In this, we must construct the resampling model via it's MLJ
interface then pass it along with the classification model to BalancedModel
.
# 2. Instantiate the models
oversampler = Imbalance.MLJ.RandomOversampler(ratios=ratios, rng=42)
model = DecisionTreeClassifier(max_depth=5, rng=Random.Xoshiro(42))
# 2.1 Wrap them in one model
balanced_model = BalancedModel(model=model, balancer1=oversampler)
# 3. Wrap it with the data in a machine
mach_over = machine(balanced_model, X_train, y_train, scitype_check_level=0)
# 4. fit the machine learning model
fit!(mach_over, verbosity=0)
trained Machine; does not cache data
model: BalancedModelProbabilistic(model = DecisionTreeClassifier(max_depth = 5, …), …)
args:
1: Source @099 ⏎ Table{Union{AbstractVector{Continuous}, AbstractVector{Multiclass{2}}}}
2: Source @071 ⏎ AbstractVector{OrderedFactor{6}}
We can easily confirm that this is equivalent to what we had earlier
predict_mode(mach_over, X_test) == y_pred_over
true
cv=CV(nfolds=10)
evaluate!(mach_over, resampling=cv, measure=balanced_accuracy)

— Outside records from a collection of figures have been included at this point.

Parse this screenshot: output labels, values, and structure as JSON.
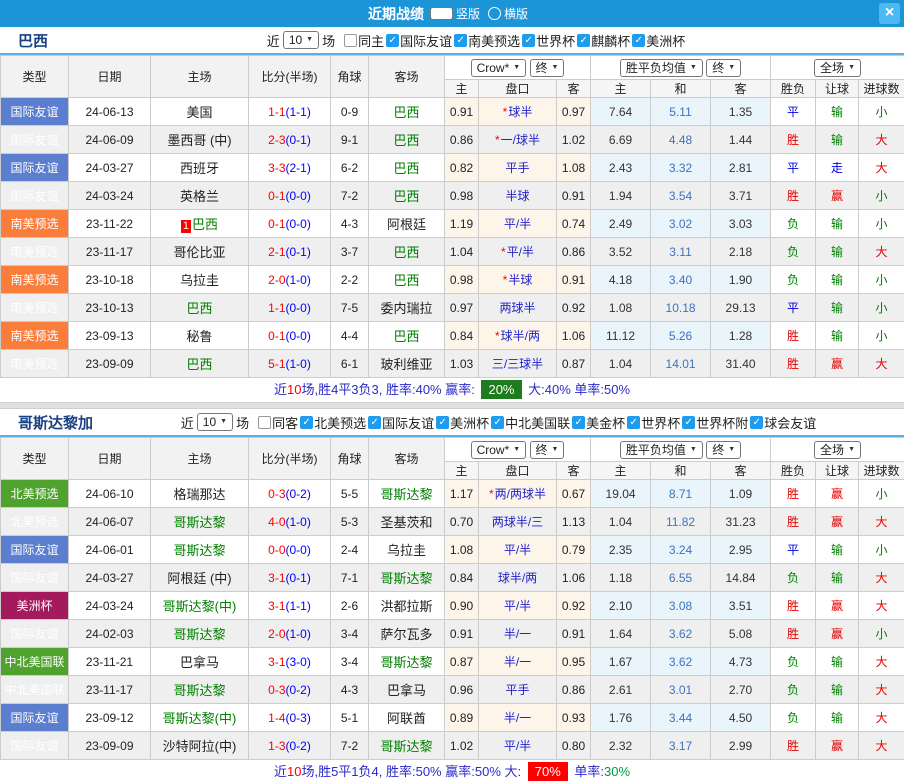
{
  "titlebar": {
    "title": "近期战绩",
    "radio_vertical": "竖版",
    "radio_vertical_selected": true,
    "radio_horizontal": "横版",
    "radio_horizontal_selected": false,
    "close": "×"
  },
  "colors": {
    "topbar": "#1c95d8",
    "close_button": "#4db9f2",
    "section_title": "#1a4184",
    "type_friendly_blue": "#5b7ecf",
    "type_south_america_orange": "#fa7d3b",
    "type_north_america_green": "#4fa22e",
    "type_america_cup_maroon": "#a31b5c",
    "focus_team_green": "#008000",
    "score_red": "#ff0000",
    "half_score_blue": "#0000ff",
    "handicap_blue": "#2222cc",
    "avg_draw_blue": "#3b74c2",
    "crow_cell_bg": "#fdf5ea",
    "avg_cell_bg": "#e9f4fb",
    "alt_row_bg": "#efefef",
    "win_red": "#e60000",
    "draw_blue": "#0000e0",
    "lose_green": "#008000",
    "badge_green_bg": "#1e7c1e",
    "badge_red_bg": "#ff0000"
  },
  "table_header": {
    "col_type": "类型",
    "col_date": "日期",
    "col_home": "主场",
    "col_score": "比分(半场)",
    "col_corner": "角球",
    "col_away": "客场",
    "odds_company": "Crow*",
    "final_label": "终",
    "avg_label": "胜平负均值",
    "scope_label": "全场",
    "sub": [
      "主",
      "盘口",
      "客",
      "主",
      "和",
      "客",
      "胜负",
      "让球",
      "进球数"
    ]
  },
  "sections": [
    {
      "team": "巴西",
      "filter": {
        "prefix": "近",
        "games": "10",
        "suffix": "场",
        "checkboxes": [
          {
            "label": "同主",
            "checked": false
          },
          {
            "label": "国际友谊",
            "checked": true
          },
          {
            "label": "南美预选",
            "checked": true
          },
          {
            "label": "世界杯",
            "checked": true
          },
          {
            "label": "麒麟杯",
            "checked": true
          },
          {
            "label": "美洲杯",
            "checked": true
          }
        ]
      },
      "rows": [
        {
          "type": "国际友谊",
          "tc": "blue",
          "date": "24-06-13",
          "home": "美国",
          "hf": false,
          "badge": "",
          "score": "1-1",
          "half": "(1-1)",
          "corner": "0-9",
          "away": "巴西",
          "af": true,
          "o1": "0.91",
          "star": true,
          "pk": "球半",
          "o2": "0.97",
          "a1": "7.64",
          "a2": "5.11",
          "a3": "1.35",
          "r1": "平",
          "r2": "输",
          "r3": "小"
        },
        {
          "type": "国际友谊",
          "tc": "blue",
          "date": "24-06-09",
          "home": "墨西哥 (中)",
          "hf": false,
          "badge": "",
          "score": "2-3",
          "half": "(0-1)",
          "corner": "9-1",
          "away": "巴西",
          "af": true,
          "o1": "0.86",
          "star": true,
          "pk": "一/球半",
          "o2": "1.02",
          "a1": "6.69",
          "a2": "4.48",
          "a3": "1.44",
          "r1": "胜",
          "r2": "输",
          "r3": "大"
        },
        {
          "type": "国际友谊",
          "tc": "blue",
          "date": "24-03-27",
          "home": "西班牙",
          "hf": false,
          "badge": "",
          "score": "3-3",
          "half": "(2-1)",
          "corner": "6-2",
          "away": "巴西",
          "af": true,
          "o1": "0.82",
          "star": false,
          "pk": "平手",
          "o2": "1.08",
          "a1": "2.43",
          "a2": "3.32",
          "a3": "2.81",
          "r1": "平",
          "r2": "走",
          "r3": "大"
        },
        {
          "type": "国际友谊",
          "tc": "blue",
          "date": "24-03-24",
          "home": "英格兰",
          "hf": false,
          "badge": "",
          "score": "0-1",
          "half": "(0-0)",
          "corner": "7-2",
          "away": "巴西",
          "af": true,
          "o1": "0.98",
          "star": false,
          "pk": "半球",
          "o2": "0.91",
          "a1": "1.94",
          "a2": "3.54",
          "a3": "3.71",
          "r1": "胜",
          "r2": "赢",
          "r3": "小"
        },
        {
          "type": "南美预选",
          "tc": "orange",
          "date": "23-11-22",
          "home": "巴西",
          "hf": true,
          "badge": "1",
          "score": "0-1",
          "half": "(0-0)",
          "corner": "4-3",
          "away": "阿根廷",
          "af": false,
          "o1": "1.19",
          "star": false,
          "pk": "平/半",
          "o2": "0.74",
          "a1": "2.49",
          "a2": "3.02",
          "a3": "3.03",
          "r1": "负",
          "r2": "输",
          "r3": "小"
        },
        {
          "type": "南美预选",
          "tc": "orange",
          "date": "23-11-17",
          "home": "哥伦比亚",
          "hf": false,
          "badge": "",
          "score": "2-1",
          "half": "(0-1)",
          "corner": "3-7",
          "away": "巴西",
          "af": true,
          "o1": "1.04",
          "star": true,
          "pk": "平/半",
          "o2": "0.86",
          "a1": "3.52",
          "a2": "3.11",
          "a3": "2.18",
          "r1": "负",
          "r2": "输",
          "r3": "大"
        },
        {
          "type": "南美预选",
          "tc": "orange",
          "date": "23-10-18",
          "home": "乌拉圭",
          "hf": false,
          "badge": "",
          "score": "2-0",
          "half": "(1-0)",
          "corner": "2-2",
          "away": "巴西",
          "af": true,
          "o1": "0.98",
          "star": true,
          "pk": "半球",
          "o2": "0.91",
          "a1": "4.18",
          "a2": "3.40",
          "a3": "1.90",
          "r1": "负",
          "r2": "输",
          "r3": "小"
        },
        {
          "type": "南美预选",
          "tc": "orange",
          "date": "23-10-13",
          "home": "巴西",
          "hf": true,
          "badge": "",
          "score": "1-1",
          "half": "(0-0)",
          "corner": "7-5",
          "away": "委内瑞拉",
          "af": false,
          "o1": "0.97",
          "star": false,
          "pk": "两球半",
          "o2": "0.92",
          "a1": "1.08",
          "a2": "10.18",
          "a3": "29.13",
          "r1": "平",
          "r2": "输",
          "r3": "小"
        },
        {
          "type": "南美预选",
          "tc": "orange",
          "date": "23-09-13",
          "home": "秘鲁",
          "hf": false,
          "badge": "",
          "score": "0-1",
          "half": "(0-0)",
          "corner": "4-4",
          "away": "巴西",
          "af": true,
          "o1": "0.84",
          "star": true,
          "pk": "球半/两",
          "o2": "1.06",
          "a1": "11.12",
          "a2": "5.26",
          "a3": "1.28",
          "r1": "胜",
          "r2": "输",
          "r3": "小"
        },
        {
          "type": "南美预选",
          "tc": "orange",
          "date": "23-09-09",
          "home": "巴西",
          "hf": true,
          "badge": "",
          "score": "5-1",
          "half": "(1-0)",
          "corner": "6-1",
          "away": "玻利维亚",
          "af": false,
          "o1": "1.03",
          "star": false,
          "pk": "三/三球半",
          "o2": "0.87",
          "a1": "1.04",
          "a2": "14.01",
          "a3": "31.40",
          "r1": "胜",
          "r2": "赢",
          "r3": "大"
        }
      ],
      "summary": [
        {
          "t": "近",
          "c": "b"
        },
        {
          "t": "10",
          "c": "r"
        },
        {
          "t": "场,胜4平3负3, 胜率:",
          "c": "b"
        },
        {
          "t": "40%",
          "c": "b"
        },
        {
          "t": " 赢率: ",
          "c": "b"
        },
        {
          "t": "20%",
          "c": "bg"
        },
        {
          "t": " 大:",
          "c": "b"
        },
        {
          "t": "40%",
          "c": "b"
        },
        {
          "t": " 单率:",
          "c": "b"
        },
        {
          "t": "50%",
          "c": "b"
        }
      ]
    },
    {
      "team": "哥斯达黎加",
      "filter": {
        "prefix": "近",
        "games": "10",
        "suffix": "场",
        "checkboxes": [
          {
            "label": "同客",
            "checked": false
          },
          {
            "label": "北美预选",
            "checked": true
          },
          {
            "label": "国际友谊",
            "checked": true
          },
          {
            "label": "美洲杯",
            "checked": true
          },
          {
            "label": "中北美国联",
            "checked": true
          },
          {
            "label": "美金杯",
            "checked": true
          },
          {
            "label": "世界杯",
            "checked": true
          },
          {
            "label": "世界杯附",
            "checked": true
          },
          {
            "label": "球会友谊",
            "checked": true
          }
        ]
      },
      "rows": [
        {
          "type": "北美预选",
          "tc": "green",
          "date": "24-06-10",
          "home": "格瑞那达",
          "hf": false,
          "badge": "",
          "score": "0-3",
          "half": "(0-2)",
          "corner": "5-5",
          "away": "哥斯达黎",
          "af": true,
          "o1": "1.17",
          "star": true,
          "pk": "两/两球半",
          "o2": "0.67",
          "a1": "19.04",
          "a2": "8.71",
          "a3": "1.09",
          "r1": "胜",
          "r2": "赢",
          "r3": "小"
        },
        {
          "type": "北美预选",
          "tc": "green",
          "date": "24-06-07",
          "home": "哥斯达黎",
          "hf": true,
          "badge": "",
          "score": "4-0",
          "half": "(1-0)",
          "corner": "5-3",
          "away": "圣基茨和",
          "af": false,
          "o1": "0.70",
          "star": false,
          "pk": "两球半/三",
          "o2": "1.13",
          "a1": "1.04",
          "a2": "11.82",
          "a3": "31.23",
          "r1": "胜",
          "r2": "赢",
          "r3": "大"
        },
        {
          "type": "国际友谊",
          "tc": "blue",
          "date": "24-06-01",
          "home": "哥斯达黎",
          "hf": true,
          "badge": "",
          "score": "0-0",
          "half": "(0-0)",
          "corner": "2-4",
          "away": "乌拉圭",
          "af": false,
          "o1": "1.08",
          "star": false,
          "pk": "平/半",
          "o2": "0.79",
          "a1": "2.35",
          "a2": "3.24",
          "a3": "2.95",
          "r1": "平",
          "r2": "输",
          "r3": "小"
        },
        {
          "type": "国际友谊",
          "tc": "blue",
          "date": "24-03-27",
          "home": "阿根廷 (中)",
          "hf": false,
          "badge": "",
          "score": "3-1",
          "half": "(0-1)",
          "corner": "7-1",
          "away": "哥斯达黎",
          "af": true,
          "o1": "0.84",
          "star": false,
          "pk": "球半/两",
          "o2": "1.06",
          "a1": "1.18",
          "a2": "6.55",
          "a3": "14.84",
          "r1": "负",
          "r2": "输",
          "r3": "大"
        },
        {
          "type": "美洲杯",
          "tc": "maroon",
          "date": "24-03-24",
          "home": "哥斯达黎(中)",
          "hf": true,
          "badge": "",
          "score": "3-1",
          "half": "(1-1)",
          "corner": "2-6",
          "away": "洪都拉斯",
          "af": false,
          "o1": "0.90",
          "star": false,
          "pk": "平/半",
          "o2": "0.92",
          "a1": "2.10",
          "a2": "3.08",
          "a3": "3.51",
          "r1": "胜",
          "r2": "赢",
          "r3": "大"
        },
        {
          "type": "国际友谊",
          "tc": "blue",
          "date": "24-02-03",
          "home": "哥斯达黎",
          "hf": true,
          "badge": "",
          "score": "2-0",
          "half": "(1-0)",
          "corner": "3-4",
          "away": "萨尔瓦多",
          "af": false,
          "o1": "0.91",
          "star": false,
          "pk": "半/一",
          "o2": "0.91",
          "a1": "1.64",
          "a2": "3.62",
          "a3": "5.08",
          "r1": "胜",
          "r2": "赢",
          "r3": "小"
        },
        {
          "type": "中北美国联",
          "tc": "green",
          "date": "23-11-21",
          "home": "巴拿马",
          "hf": false,
          "badge": "",
          "score": "3-1",
          "half": "(3-0)",
          "corner": "3-4",
          "away": "哥斯达黎",
          "af": true,
          "o1": "0.87",
          "star": false,
          "pk": "半/一",
          "o2": "0.95",
          "a1": "1.67",
          "a2": "3.62",
          "a3": "4.73",
          "r1": "负",
          "r2": "输",
          "r3": "大"
        },
        {
          "type": "中北美国联",
          "tc": "green",
          "date": "23-11-17",
          "home": "哥斯达黎",
          "hf": true,
          "badge": "",
          "score": "0-3",
          "half": "(0-2)",
          "corner": "4-3",
          "away": "巴拿马",
          "af": false,
          "o1": "0.96",
          "star": false,
          "pk": "平手",
          "o2": "0.86",
          "a1": "2.61",
          "a2": "3.01",
          "a3": "2.70",
          "r1": "负",
          "r2": "输",
          "r3": "大"
        },
        {
          "type": "国际友谊",
          "tc": "blue",
          "date": "23-09-12",
          "home": "哥斯达黎(中)",
          "hf": true,
          "badge": "",
          "score": "1-4",
          "half": "(0-3)",
          "corner": "5-1",
          "away": "阿联酋",
          "af": false,
          "o1": "0.89",
          "star": false,
          "pk": "半/一",
          "o2": "0.93",
          "a1": "1.76",
          "a2": "3.44",
          "a3": "4.50",
          "r1": "负",
          "r2": "输",
          "r3": "大"
        },
        {
          "type": "国际友谊",
          "tc": "blue",
          "date": "23-09-09",
          "home": "沙特阿拉(中)",
          "hf": false,
          "badge": "",
          "score": "1-3",
          "half": "(0-2)",
          "corner": "7-2",
          "away": "哥斯达黎",
          "af": true,
          "o1": "1.02",
          "star": false,
          "pk": "平/半",
          "o2": "0.80",
          "a1": "2.32",
          "a2": "3.17",
          "a3": "2.99",
          "r1": "胜",
          "r2": "赢",
          "r3": "大"
        }
      ],
      "summary": [
        {
          "t": "近",
          "c": "b"
        },
        {
          "t": "10",
          "c": "r"
        },
        {
          "t": "场,胜5平1负4, 胜率:",
          "c": "b"
        },
        {
          "t": "50%",
          "c": "b"
        },
        {
          "t": " 赢率:",
          "c": "b"
        },
        {
          "t": "50%",
          "c": "b"
        },
        {
          "t": " 大: ",
          "c": "b"
        },
        {
          "t": "70%",
          "c": "br"
        },
        {
          "t": " 单率:",
          "c": "b"
        },
        {
          "t": "30%",
          "c": "g"
        }
      ]
    }
  ]
}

Evaluating over 10 folds: 100%[=========================] Time: 0:00:00[K
PerformanceEvaluation object with these fields:
model, measure, operation, measurement, per_fold,
per_observation, fitted_params_per_fold,
report_per_fold, train_test_rows, resampling, repeats
Extract:
┌─────────────────────┬──────────────┬─────────────┬─────────┬──────────────────
│ measure │ operation │ measurement │ 1.96*SE │ per_fold ⋯
├─────────────────────┼──────────────┼─────────────┼─────────┼──────────────────
│ BalancedAccuracy( │ predict_mode │ 0.7 │ 0.0717 │ [0.7, 0.536, 0. ⋯
│ adjusted = false) │ │ │ │ ⋯
└─────────────────────┴──────────────┴─────────────┴─────────┴──────────────────
1 column omitted
This results in an interval 70±7.2%
which can be viewed as a reasonable improvement over 62.1±9.13%
. The uncertainty in the intervals can be explained by the fact that the dataset is small with many classes.